PKK-PAJK'lı tutsaklardan '4 Nisan' mesajı
PKK-PAJK'lı tutsaklar, Öcalan'ın doğum günü vesilesiyle bir mektup gönderdi.
PKK-PAJK'lı tutsaklar, Öcalan'ın doğum günü vesilesiyle bir mektup gönderdi.
Türkiye ve Kürdistan cezaevlerindeki tüm PKK-PAJK'lı tutsaklar adına Deniz Kaya, Kürt Halk Önderi Abdullah Öcalan'ın doğum günü olan 4 Nisan'a ilişkin bir mektup gönderdi.
"Işığın, anlamın, özgürlüğün günü kutlu olsun" diye başlayan ve elimize yeni ulaşan mektup şöyle:
"Önderliğimizin doğuşunun yıl dönümünü, Önderlik üzerindeki derin tecrit ve halkımız üzerindeki faşizm koşullarında karşılamaktayız. Bu gerçekliğin bizlerde yarattığı büyük öfke, derin burukluk ve yetmez yoldaşlığın büyük kederi; bugünün anlamını daha derin anlamamızı ve bilince çıkarmamızı gerektirmektedir.
Önderliğimizin geliştirdiği özgür yaşam, özgür insan paradigması hayat bulduğu oranda gerçek anlamına kavuşmakta, barındırdığı büyük özgürleştirme gücünü anlaşılır, duyumsanır kılmaktadır. Başlangıçta bir söz, bir ret, cesur bir toplumsal tespitte kendini ortaya koyan bu doğuştaki özgürlük gizi, bugün Rojava'daki gerçekleşmede, Mezopotamya ve Anadolu genelinde, dünya ilerici güçlerine yansıyabilen düzeyiyle, aslında insanlığın temel sorunlarını çözmeye aday olan gerçeğini, bu konuda neredeyse birinci umut ve ilham kaynağı durumunda olduğunu kanıtlamaktadır.

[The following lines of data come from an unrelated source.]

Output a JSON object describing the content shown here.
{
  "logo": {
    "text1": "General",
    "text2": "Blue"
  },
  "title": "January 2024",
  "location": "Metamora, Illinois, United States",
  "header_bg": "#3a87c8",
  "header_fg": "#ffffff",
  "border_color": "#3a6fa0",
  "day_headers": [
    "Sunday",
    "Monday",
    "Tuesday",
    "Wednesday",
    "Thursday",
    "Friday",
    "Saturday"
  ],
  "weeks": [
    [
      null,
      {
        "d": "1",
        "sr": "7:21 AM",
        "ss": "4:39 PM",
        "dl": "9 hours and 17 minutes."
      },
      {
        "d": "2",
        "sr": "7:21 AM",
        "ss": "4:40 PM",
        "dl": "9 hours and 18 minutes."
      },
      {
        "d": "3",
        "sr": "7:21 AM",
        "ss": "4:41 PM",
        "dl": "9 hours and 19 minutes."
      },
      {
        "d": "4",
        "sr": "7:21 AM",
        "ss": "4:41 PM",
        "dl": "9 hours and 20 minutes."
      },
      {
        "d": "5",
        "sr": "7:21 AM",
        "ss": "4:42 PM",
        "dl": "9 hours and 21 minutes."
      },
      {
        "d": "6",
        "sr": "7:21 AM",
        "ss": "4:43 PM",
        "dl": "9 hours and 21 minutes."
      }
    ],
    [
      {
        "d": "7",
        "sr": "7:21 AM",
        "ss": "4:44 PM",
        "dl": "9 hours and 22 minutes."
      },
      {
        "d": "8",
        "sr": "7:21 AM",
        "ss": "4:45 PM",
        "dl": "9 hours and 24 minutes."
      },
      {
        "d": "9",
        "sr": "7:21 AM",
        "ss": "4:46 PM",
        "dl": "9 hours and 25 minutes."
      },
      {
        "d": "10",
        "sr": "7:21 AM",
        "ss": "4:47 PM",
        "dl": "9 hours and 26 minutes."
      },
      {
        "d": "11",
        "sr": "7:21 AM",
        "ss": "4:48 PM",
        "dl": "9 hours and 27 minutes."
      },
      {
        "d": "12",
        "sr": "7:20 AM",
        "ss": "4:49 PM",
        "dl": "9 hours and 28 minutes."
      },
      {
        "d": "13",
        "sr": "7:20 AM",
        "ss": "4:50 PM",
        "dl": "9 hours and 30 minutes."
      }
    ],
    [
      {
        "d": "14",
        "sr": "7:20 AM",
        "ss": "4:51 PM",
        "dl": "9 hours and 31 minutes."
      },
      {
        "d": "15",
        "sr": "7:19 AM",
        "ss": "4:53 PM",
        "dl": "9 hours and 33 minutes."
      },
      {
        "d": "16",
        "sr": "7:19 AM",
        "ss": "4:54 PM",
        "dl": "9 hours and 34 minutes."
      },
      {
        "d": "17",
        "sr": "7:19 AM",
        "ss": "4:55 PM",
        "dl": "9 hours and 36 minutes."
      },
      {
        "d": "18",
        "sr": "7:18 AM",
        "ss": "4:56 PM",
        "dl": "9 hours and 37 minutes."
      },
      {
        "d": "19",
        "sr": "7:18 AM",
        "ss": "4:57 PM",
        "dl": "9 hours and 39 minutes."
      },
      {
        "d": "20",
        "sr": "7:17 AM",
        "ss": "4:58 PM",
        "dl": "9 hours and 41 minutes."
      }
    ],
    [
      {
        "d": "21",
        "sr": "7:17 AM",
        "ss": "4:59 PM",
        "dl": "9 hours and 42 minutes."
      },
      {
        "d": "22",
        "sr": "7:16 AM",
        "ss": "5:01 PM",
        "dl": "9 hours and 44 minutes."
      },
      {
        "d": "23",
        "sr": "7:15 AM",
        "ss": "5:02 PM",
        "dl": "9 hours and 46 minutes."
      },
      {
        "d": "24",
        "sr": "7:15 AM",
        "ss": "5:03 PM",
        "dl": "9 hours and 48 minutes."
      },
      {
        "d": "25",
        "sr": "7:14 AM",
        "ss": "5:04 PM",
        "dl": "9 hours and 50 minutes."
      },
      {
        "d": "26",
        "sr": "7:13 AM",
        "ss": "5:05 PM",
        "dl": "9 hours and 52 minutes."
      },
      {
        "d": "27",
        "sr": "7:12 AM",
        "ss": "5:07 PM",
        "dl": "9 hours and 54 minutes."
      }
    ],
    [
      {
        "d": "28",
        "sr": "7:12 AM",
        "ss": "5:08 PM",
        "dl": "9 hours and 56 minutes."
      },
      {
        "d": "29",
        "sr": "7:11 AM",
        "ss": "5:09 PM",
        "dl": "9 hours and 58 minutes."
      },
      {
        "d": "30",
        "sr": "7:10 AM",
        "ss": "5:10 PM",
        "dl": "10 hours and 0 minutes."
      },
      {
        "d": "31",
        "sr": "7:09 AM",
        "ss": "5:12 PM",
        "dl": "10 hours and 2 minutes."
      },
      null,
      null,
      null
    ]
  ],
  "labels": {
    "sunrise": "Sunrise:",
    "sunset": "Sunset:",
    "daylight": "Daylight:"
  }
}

Kürt halkı ve Kürt kadınları olarak bu doğuşun, Önderliğimizin varlığının bizler için nasıl tarihsel bir şans, nasıl bir mucize olduğunu; ancak Önderliksiz bir yaşamı, bu doğuşun gerçekleşmediği bir Kürdistan'ı tasavvur ettiğimizde daha derinlikli ve yakıcı görebilmekte, duyumsayabilmekteyiz. Önderlik doğuşunun gerçekleşmediği bir dünya, Kürdistansız, Kürtsüz, onursuz, özgürlüksüz, emeksiz, anlamsız bir 'var oluş' dünyası olacaktı bizler için. Bunun farkında olmamak, bir taş gibi, bir kuş kadar bile kendi sesiyle ötemeyen herhangi bir canlı gibi doğup ölmek, gerçeğin ve hakikatin anlamını değiştirmeyecektir. Yani bizler hiç yaşamadan, anlamlaşmadan, kendi var oluşumuzun anlamını bilmeden başkalarının, egemenlerin çıkarlarının basit araçları olarak doğup ölecektik.

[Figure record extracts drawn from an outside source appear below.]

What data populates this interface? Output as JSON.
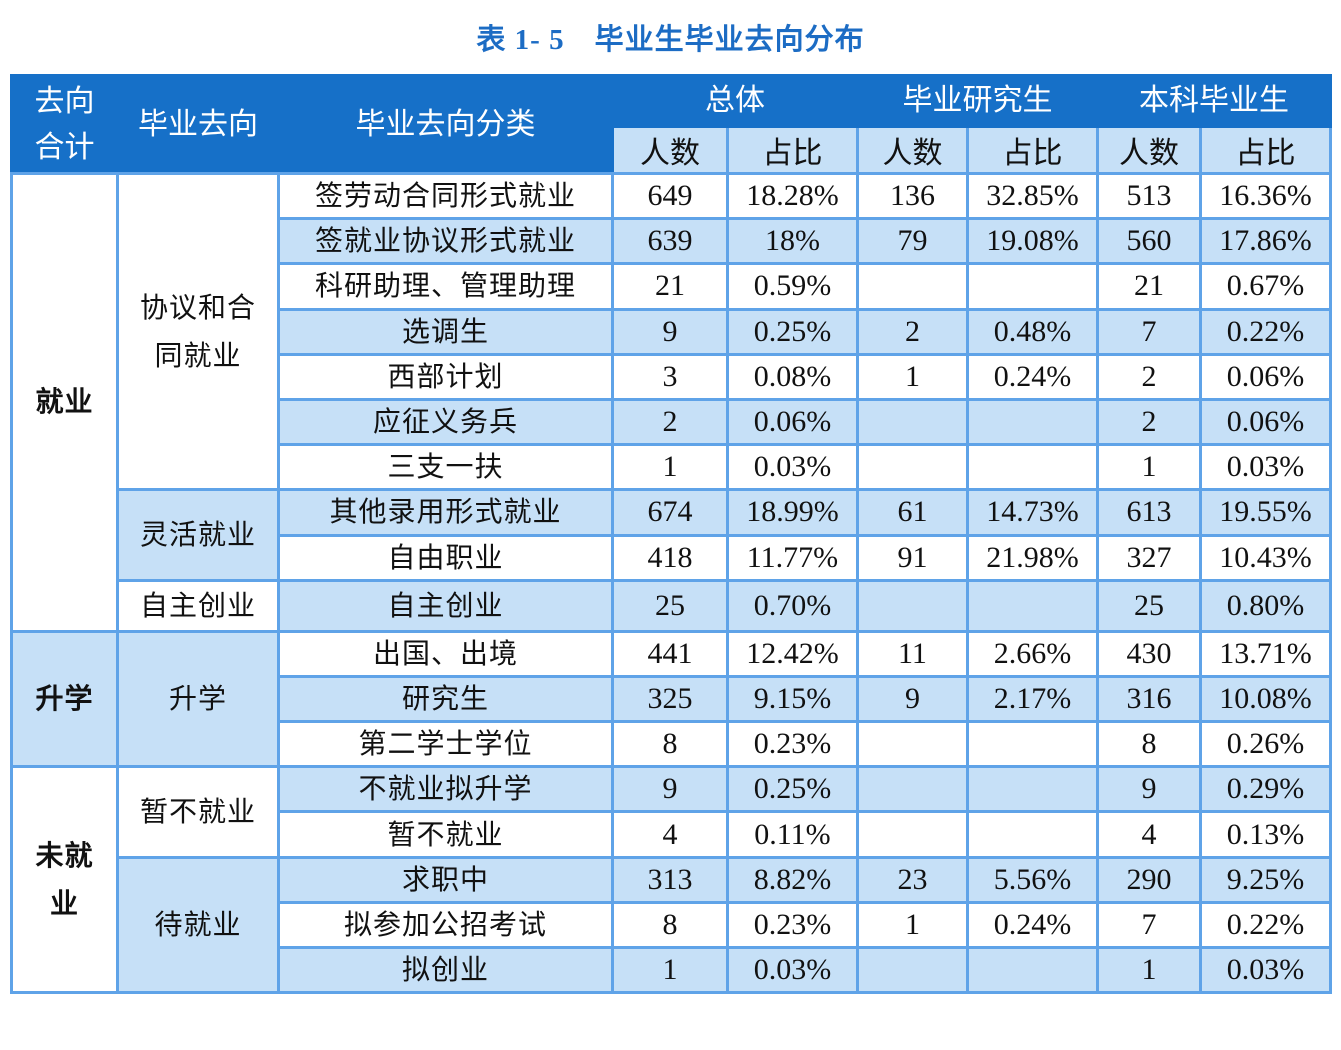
{
  "title": {
    "label": "表 1- 5",
    "text": "毕业生毕业去向分布"
  },
  "header": {
    "col_total": "去向合计",
    "col_destination": "毕业去向",
    "col_category": "毕业去向分类",
    "groups": [
      "总体",
      "毕业研究生",
      "本科毕业生"
    ],
    "sub": [
      "人数",
      "占比",
      "人数",
      "占比",
      "人数",
      "占比"
    ]
  },
  "colors": {
    "header_bg": "#1670C8",
    "subheader_bg": "#C6E0F7",
    "grid": "#5FA3E8",
    "title": "#1C6CC4"
  },
  "top_groups": [
    {
      "name": "就业",
      "rows": 10
    },
    {
      "name": "升学",
      "rows": 3
    },
    {
      "name": "未就业",
      "rows": 5
    }
  ],
  "mid_groups": [
    {
      "name": "协议和合同就业",
      "rows": 7
    },
    {
      "name": "灵活就业",
      "rows": 2
    },
    {
      "name": "自主创业",
      "rows": 1
    },
    {
      "name": "升学",
      "rows": 3
    },
    {
      "name": "暂不就业",
      "rows": 2
    },
    {
      "name": "待就业",
      "rows": 3
    }
  ],
  "rows": [
    {
      "category": "签劳动合同形式就业",
      "total_n": "649",
      "total_pct": "18.28%",
      "grad_n": "136",
      "grad_pct": "32.85%",
      "ug_n": "513",
      "ug_pct": "16.36%"
    },
    {
      "category": "签就业协议形式就业",
      "total_n": "639",
      "total_pct": "18%",
      "grad_n": "79",
      "grad_pct": "19.08%",
      "ug_n": "560",
      "ug_pct": "17.86%"
    },
    {
      "category": "科研助理、管理助理",
      "total_n": "21",
      "total_pct": "0.59%",
      "grad_n": "",
      "grad_pct": "",
      "ug_n": "21",
      "ug_pct": "0.67%"
    },
    {
      "category": "选调生",
      "total_n": "9",
      "total_pct": "0.25%",
      "grad_n": "2",
      "grad_pct": "0.48%",
      "ug_n": "7",
      "ug_pct": "0.22%"
    },
    {
      "category": "西部计划",
      "total_n": "3",
      "total_pct": "0.08%",
      "grad_n": "1",
      "grad_pct": "0.24%",
      "ug_n": "2",
      "ug_pct": "0.06%"
    },
    {
      "category": "应征义务兵",
      "total_n": "2",
      "total_pct": "0.06%",
      "grad_n": "",
      "grad_pct": "",
      "ug_n": "2",
      "ug_pct": "0.06%"
    },
    {
      "category": "三支一扶",
      "total_n": "1",
      "total_pct": "0.03%",
      "grad_n": "",
      "grad_pct": "",
      "ug_n": "1",
      "ug_pct": "0.03%"
    },
    {
      "category": "其他录用形式就业",
      "total_n": "674",
      "total_pct": "18.99%",
      "grad_n": "61",
      "grad_pct": "14.73%",
      "ug_n": "613",
      "ug_pct": "19.55%"
    },
    {
      "category": "自由职业",
      "total_n": "418",
      "total_pct": "11.77%",
      "grad_n": "91",
      "grad_pct": "21.98%",
      "ug_n": "327",
      "ug_pct": "10.43%"
    },
    {
      "category": "自主创业",
      "total_n": "25",
      "total_pct": "0.70%",
      "grad_n": "",
      "grad_pct": "",
      "ug_n": "25",
      "ug_pct": "0.80%"
    },
    {
      "category": "出国、出境",
      "total_n": "441",
      "total_pct": "12.42%",
      "grad_n": "11",
      "grad_pct": "2.66%",
      "ug_n": "430",
      "ug_pct": "13.71%"
    },
    {
      "category": "研究生",
      "total_n": "325",
      "total_pct": "9.15%",
      "grad_n": "9",
      "grad_pct": "2.17%",
      "ug_n": "316",
      "ug_pct": "10.08%"
    },
    {
      "category": "第二学士学位",
      "total_n": "8",
      "total_pct": "0.23%",
      "grad_n": "",
      "grad_pct": "",
      "ug_n": "8",
      "ug_pct": "0.26%"
    },
    {
      "category": "不就业拟升学",
      "total_n": "9",
      "total_pct": "0.25%",
      "grad_n": "",
      "grad_pct": "",
      "ug_n": "9",
      "ug_pct": "0.29%"
    },
    {
      "category": "暂不就业",
      "total_n": "4",
      "total_pct": "0.11%",
      "grad_n": "",
      "grad_pct": "",
      "ug_n": "4",
      "ug_pct": "0.13%"
    },
    {
      "category": "求职中",
      "total_n": "313",
      "total_pct": "8.82%",
      "grad_n": "23",
      "grad_pct": "5.56%",
      "ug_n": "290",
      "ug_pct": "9.25%"
    },
    {
      "category": "拟参加公招考试",
      "total_n": "8",
      "total_pct": "0.23%",
      "grad_n": "1",
      "grad_pct": "0.24%",
      "ug_n": "7",
      "ug_pct": "0.22%"
    },
    {
      "category": "拟创业",
      "total_n": "1",
      "total_pct": "0.03%",
      "grad_n": "",
      "grad_pct": "",
      "ug_n": "1",
      "ug_pct": "0.03%"
    }
  ]
}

Tam da bu nedenle, Önderliğimizin doğuşu doğuşumuzdur, diyoruz. Bu nedenle Önderliğimizin doğuşu Mezopotamya'nın, Anadolu'nun, insanlığın bugününe ve geleceğine doğan özgürlük güneşidir, diyoruz.
Önderliğimizin doğuşu tüm insanlığa kutlu olsun! Halklarımızı, özelde de kadınları ve gençleri, kendini bilmenin ve öz yaşamı yaratmanın pusulası ve ilham kaynağı olan Önderliğimizi sahiplenmeye, onun özgürlük felsefesini kişiliğinde ve yaşamın her anında gerçekleştirmeye çağırıyoruz. Önderliğimiz, ilke ve ölçüleriyle, büyük anlam gücüyle kişiliklerimizde ve yaşamımızda gerçekleştiği oranda özgürleşecektir, nesnel anlamda da."